Zero-shot learning (ZSL) and few-shot learning (FSL) are two approaches in machine learning that aim to recognize or classify new categories of data with minimal labeled examples. In zero-shot learning, the model is trained on a set of classes and is then expected to generalize to completely unseen classes based on auxiliary information, such as attributes or descriptions of those classes. For instance, if a model learns to identify animals like cats and dogs, it could be asked to identify a horse if it knows semantic characteristics like "has four legs, mane, and hooves," even if it has never seen a horse in training data.
Few-shot learning, on the other hand, involves training a model to recognize or classify new categories with only a few labeled examples per category. Instead of relying solely on descriptive attributes, a few-shot system learns from a small number of training samples. For example, if you provide a model with only five images of a fox, it should be capable of classifying new images of foxes correctly. This approach often employs techniques like metric learning, where the model learns to distinguish between classes by comparing features rather than requiring a vast amount of data for training.

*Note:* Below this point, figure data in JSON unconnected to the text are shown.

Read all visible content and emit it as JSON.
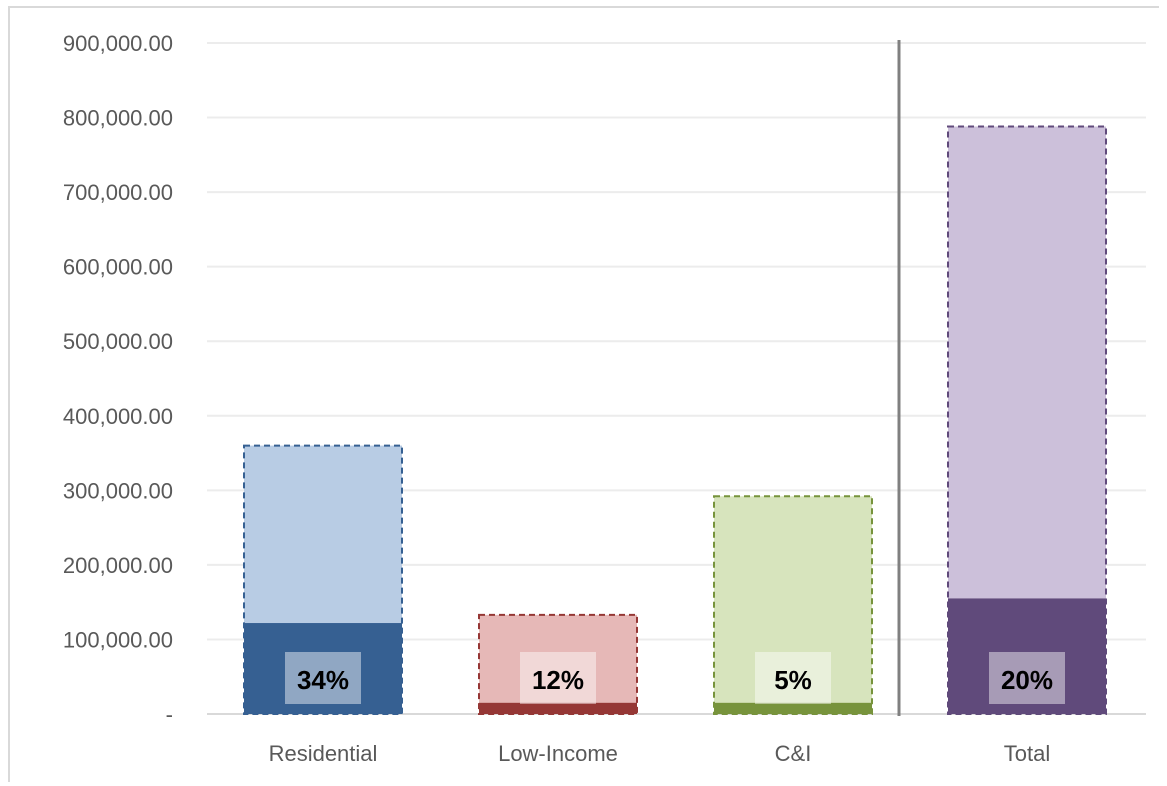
{
  "chart_data": {
    "type": "bar",
    "stacked": "overlay",
    "categories": [
      "Residential",
      "Low-Income",
      "C&I",
      "Total"
    ],
    "series": [
      {
        "values": [
          360000,
          133000,
          292000,
          788000
        ],
        "style": "dashed-outline-light"
      },
      {
        "values": [
          122000,
          15000,
          15000,
          155000
        ],
        "style": "solid-dark"
      }
    ],
    "data_labels": [
      "34%",
      "12%",
      "5%",
      "20%"
    ],
    "colors": {
      "light": [
        "#b8cce4",
        "#e6b8b7",
        "#d7e4bd",
        "#ccc0da"
      ],
      "dark": [
        "#366092",
        "#953735",
        "#77933c",
        "#604a7b"
      ],
      "outline": [
        "#366092",
        "#953735",
        "#77933c",
        "#604a7b"
      ],
      "label_box": "rgba(255,255,255,0.45)"
    },
    "y_ticks": [
      "-",
      "100,000.00",
      "200,000.00",
      "300,000.00",
      "400,000.00",
      "500,000.00",
      "600,000.00",
      "700,000.00",
      "800,000.00",
      "900,000.00"
    ],
    "ylim": [
      0,
      900000
    ],
    "grid": true,
    "separator_before": "Total",
    "title": "",
    "xlabel": "",
    "ylabel": ""
  }
}
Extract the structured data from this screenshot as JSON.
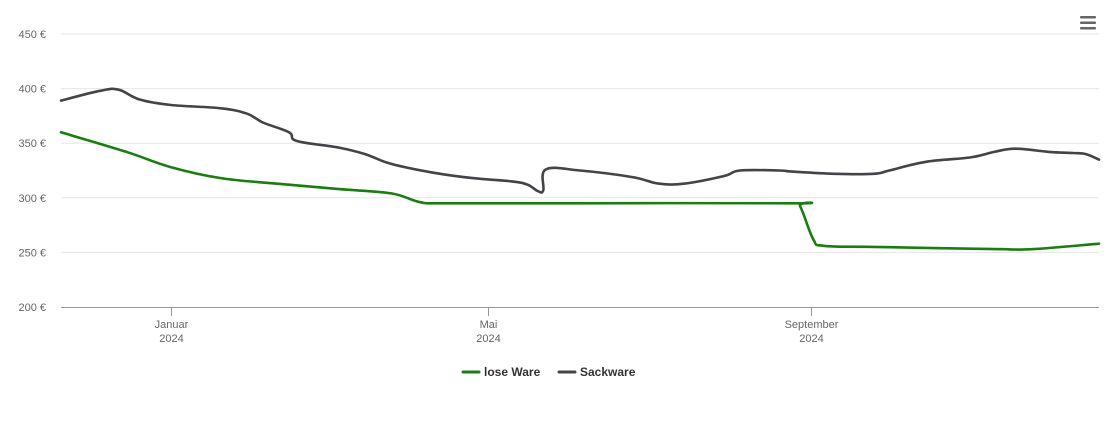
{
  "chart_data": {
    "type": "line",
    "y_ticks": [
      "200 €",
      "250 €",
      "300 €",
      "350 €",
      "400 €",
      "450 €"
    ],
    "ylim": [
      200,
      450
    ],
    "x_ticks": [
      {
        "label": "Januar",
        "sub": "2024",
        "date": "2024-01-01"
      },
      {
        "label": "Mai",
        "sub": "2024",
        "date": "2024-05-01"
      },
      {
        "label": "September",
        "sub": "2024",
        "date": "2024-09-01"
      }
    ],
    "xlim": [
      "2023-11-20",
      "2024-12-20"
    ],
    "grid": true,
    "legend": "bottom-center",
    "menu_icon": "hamburger-menu-icon",
    "series": [
      {
        "name": "lose Ware",
        "color": "#1a7d10",
        "points": [
          [
            "2023-11-20",
            360
          ],
          [
            "2023-12-15",
            342
          ],
          [
            "2024-01-01",
            328
          ],
          [
            "2024-01-20",
            318
          ],
          [
            "2024-02-10",
            313
          ],
          [
            "2024-03-05",
            308
          ],
          [
            "2024-03-25",
            304
          ],
          [
            "2024-04-05",
            296
          ],
          [
            "2024-04-15",
            295
          ],
          [
            "2024-06-01",
            295
          ],
          [
            "2024-08-25",
            295
          ],
          [
            "2024-08-28",
            292
          ],
          [
            "2024-09-02",
            262
          ],
          [
            "2024-09-06",
            256
          ],
          [
            "2024-09-25",
            255
          ],
          [
            "2024-11-10",
            253
          ],
          [
            "2024-11-25",
            253
          ],
          [
            "2024-12-20",
            258
          ]
        ]
      },
      {
        "name": "Sackware",
        "color": "#434348",
        "points": [
          [
            "2023-11-20",
            389
          ],
          [
            "2023-12-05",
            398
          ],
          [
            "2023-12-12",
            399
          ],
          [
            "2023-12-20",
            390
          ],
          [
            "2024-01-01",
            385
          ],
          [
            "2024-01-20",
            382
          ],
          [
            "2024-01-30",
            377
          ],
          [
            "2024-02-05",
            369
          ],
          [
            "2024-02-15",
            360
          ],
          [
            "2024-02-18",
            352
          ],
          [
            "2024-03-05",
            346
          ],
          [
            "2024-03-15",
            340
          ],
          [
            "2024-03-25",
            331
          ],
          [
            "2024-04-10",
            323
          ],
          [
            "2024-04-25",
            318
          ],
          [
            "2024-05-10",
            315
          ],
          [
            "2024-05-16",
            312
          ],
          [
            "2024-05-20",
            306
          ],
          [
            "2024-05-22",
            307
          ],
          [
            "2024-05-23",
            326
          ],
          [
            "2024-06-05",
            325
          ],
          [
            "2024-06-25",
            319
          ],
          [
            "2024-07-05",
            313
          ],
          [
            "2024-07-15",
            313
          ],
          [
            "2024-07-30",
            320
          ],
          [
            "2024-08-05",
            325
          ],
          [
            "2024-08-20",
            325
          ],
          [
            "2024-08-25",
            324
          ],
          [
            "2024-09-10",
            322
          ],
          [
            "2024-09-25",
            322
          ],
          [
            "2024-10-01",
            325
          ],
          [
            "2024-10-15",
            333
          ],
          [
            "2024-11-01",
            337
          ],
          [
            "2024-11-10",
            342
          ],
          [
            "2024-11-18",
            345
          ],
          [
            "2024-12-01",
            342
          ],
          [
            "2024-12-10",
            341
          ],
          [
            "2024-12-15",
            340
          ],
          [
            "2024-12-20",
            335
          ]
        ]
      }
    ]
  }
}
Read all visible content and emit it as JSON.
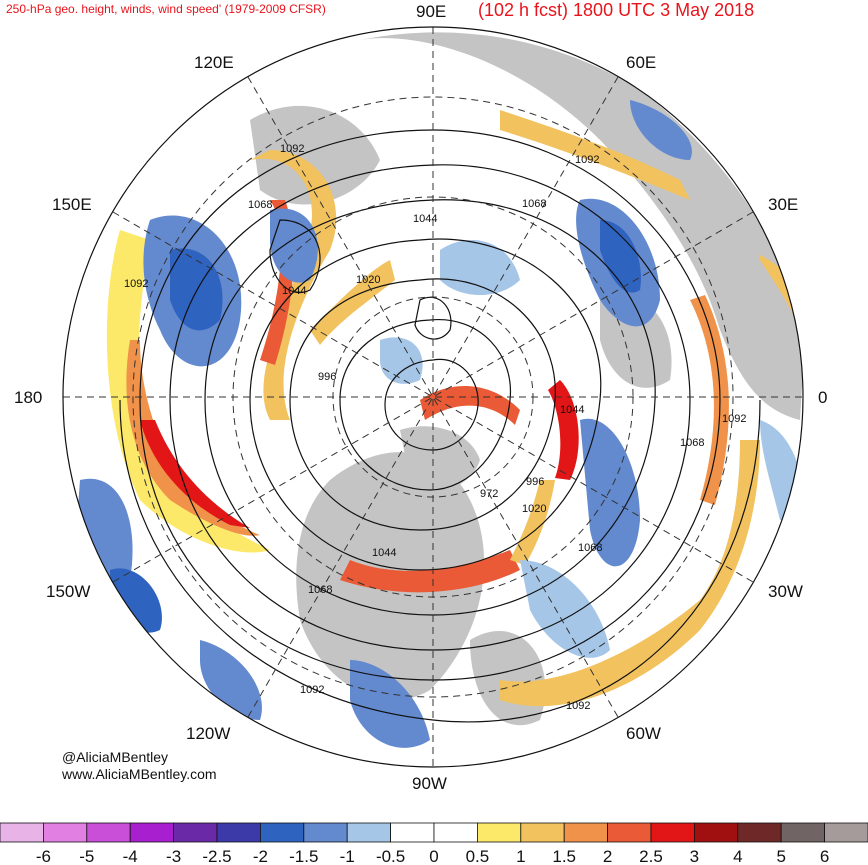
{
  "title_left": "250-hPa geo. height, winds, wind speed' (1979-2009 CFSR)",
  "title_right": "(102 h fcst) 1800 UTC 3 May 2018",
  "credits": [
    "@AliciaMBentley",
    "www.AliciaMBentley.com"
  ],
  "longitude_labels": [
    "90E",
    "60E",
    "30E",
    "0",
    "30W",
    "60W",
    "90W",
    "120W",
    "150W",
    "180",
    "150E",
    "120E"
  ],
  "contour_labels": [
    "1092",
    "1068",
    "1044",
    "1020",
    "996",
    "972",
    "1044",
    "1068",
    "1092",
    "1044",
    "1092",
    "1068",
    "1020",
    "996",
    "1068",
    "1092",
    "1044",
    "1068",
    "1020",
    "996",
    "1068",
    "1092",
    "1092",
    "1068"
  ],
  "colorbar": {
    "labels": [
      "-6",
      "-5",
      "-4",
      "-3",
      "-2.5",
      "-2",
      "-1.5",
      "-1",
      "-0.5",
      "0",
      "0.5",
      "1",
      "1.5",
      "2",
      "2.5",
      "3",
      "4",
      "5",
      "6"
    ],
    "colors": [
      "#e8b4e8",
      "#e27fe2",
      "#c94fd9",
      "#a81fd0",
      "#6a2aa8",
      "#3b3aa8",
      "#2f63c0",
      "#6389cf",
      "#a6c6e8",
      "#ffffff",
      "#ffffff",
      "#fce96a",
      "#f2c25e",
      "#f0924a",
      "#ea5a36",
      "#e21616",
      "#a01010",
      "#6e2828",
      "#706464",
      "#a69b9b"
    ]
  },
  "colors": {
    "title": "#e8141c",
    "land": "#bfbfbf",
    "positive": "#f2c25e",
    "negative": "#6389cf"
  }
}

Though both methods aim to tackle the scarcity of labeled data, they differ in their fundamental approach. Zero-shot learning requires an understanding of the relationships between classes through auxiliary data and does not use any examples of the target classes during training. In contrast, few-shot learning makes use of a limited number of examples for each new class to improve performance. Both techniques are valuable in real-world applications where obtaining large datasets is challenging, such as in medical imaging or wildlife monitoring, where labeled data can be scarce.